Il 13 maggio l’avvocato ligure Maria Teresa Bergamaschi si accomoda davanti ai pm della Procura di Milano. Deve spiegare i suoi rapporti con l’eurodeputata di Forza Italia, Lara Comi, le consulenze avute da Afol – l’agenzia metropolitana milanese per la formazione – e i soldi, 10 mila euro, ridati all’attuale coordinatrice azzurra della provincia di Varese. Al termine Bergamaschi sarà indagata per corruzione in concorso con Comi (indagata anche per finanziamento illecito) e Beppe Zingale, dg di Afol. Superati i preliminari: come conobbe la Comi? (“Dodici anni fa a una campagna elettorale per le Provinciali di Savona”), il pm chiede da chi la Bergamaschi seppe che i suoi contratti erano sotto indagine. “Lara Comi mi mandò i dispacci di agenzia. Poi giovedì scorso mi ha girato un altro lancio scrivendomi: che dici? Sai quello che è il problema? È che rischio di prendere più voti di S.B.”. Il riferimento è a Silvio Berlusconi. La Comi, emerge dal verbale, sostiene che il suo coinvolgimento nell’inchiesta sulla tangentopoli lombarda le darà una spinta alle urne. Alle Europee incasserà 31 mila voti piazzandosi seconda dietro a Berlusconi. Da quale circoscrizione sceglierà di essere eletto B. dipendono le chance della Comi di tornare a Strasburgo.
In quel momento la Procura sequestra il telefonino della Bergamaschi. Dalla analisi emerge un dato importante, il timore della Comi di essere intercettata. Tanto che il pm dice: “Le si contesta che dalla lettura della chat WhatsApp risulta che la Comi le scrisse di stare attenta, di non parlare al telefono e per messaggio e di scaricare Telegram”. Spiega la Bergamaschi: “Ritengo che la Comi si riferisse a Zingale”. E ancora: “Io non le chiesi niente di specifico, per me era ovvio che l’invito all’accortezza era relativo alla vicenda di Zingale”. Lara Comi, leggendo il verbale, appare consapevole della delicatezza della vicenda che riguarda da un lato le due consulenze avute dalla Bergamaschi da Afol per 38 mila euro e dall’altro la sua richiesta di avere 10 mila euro che, stando alle parole del politico riferite a verbale dalla Bergamaschi, dovevano andare a Zingale. “Zingale – dice l’avvocato – non mi chiese mai denaro (…) e a lui non ho mai dato un euro”. Quei 10 mila euro, però, paiono un’ossessione per la Comi.
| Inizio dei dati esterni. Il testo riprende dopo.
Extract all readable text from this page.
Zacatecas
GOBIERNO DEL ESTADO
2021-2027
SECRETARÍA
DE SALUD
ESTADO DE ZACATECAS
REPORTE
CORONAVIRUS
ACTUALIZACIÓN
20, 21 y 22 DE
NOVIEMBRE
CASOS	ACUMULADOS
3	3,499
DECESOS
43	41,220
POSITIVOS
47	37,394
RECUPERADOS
“Lei (Comi, ndr) – dice Bergamaschi – mi disse: Zingale ne vuole una parte”. I contratti vengono firmati. Bergamaschi si occuperà di una ricerca a livello europeo. “Finito il lavoro andai da Lara, le chiesi se potevo proseguire, lei disse che dovevamo parlare con Zingale”. Prima, però, le due donne si vedono da sole. “In quell’incontro mi disse che lei credeva che Zingale volesse una parte del compenso”.
Sono sempre i 10 mila euro che la Comi chiede al legale. La cifra, secondo i pm, sarà data attraverso l’annullamento del costo (5 mila euro) del libro che la Bergamaschi ha scritto per la Comi e con un pagamento dell’altra metà a fronte dell’emissione di una fattura falsa, fatta da una società della Comi. Il 14 maggio, Bergamaschi viene risentita come indagata. A verbale conferma e aggiunge: “Il 15 dicembre 2018 mi arrivò un messaggio di Lara Comi (…) mi scriveva: Zingale vorrà il regalo di Natale”. In seguito sempre Comi “mi parlò della necessità di pagare in vista dell’estensione dell’incarico una cifra di 10 mila euro a Zingale”. In altri incontri Comi “mi ha ribadito la necessità di pagare (…) Zingale”. Il concetto è chiaro: “Lara mi specificò con certezza che, ottenuto il contratto, avrei dovuto dare del denaro a Zingale” Il dg di Afol però non chiese mai denaro e per questo sta preparando un memoriale da presentare in Procura. Le ultime battute la Bergamaschi le dedica a un incontro con Nino Caianiello, già coordinatore di FI a Varese e presunto burattinaio delle tangenti. “Il Nino mi sorprese perché subito mi chiese come procedeva la consulenza con Afol. La cosa mi diede fastidio perché non capivo chi fosse, perché parlasse delle mie consulenze e perché aveva un atteggiamento arrogante”.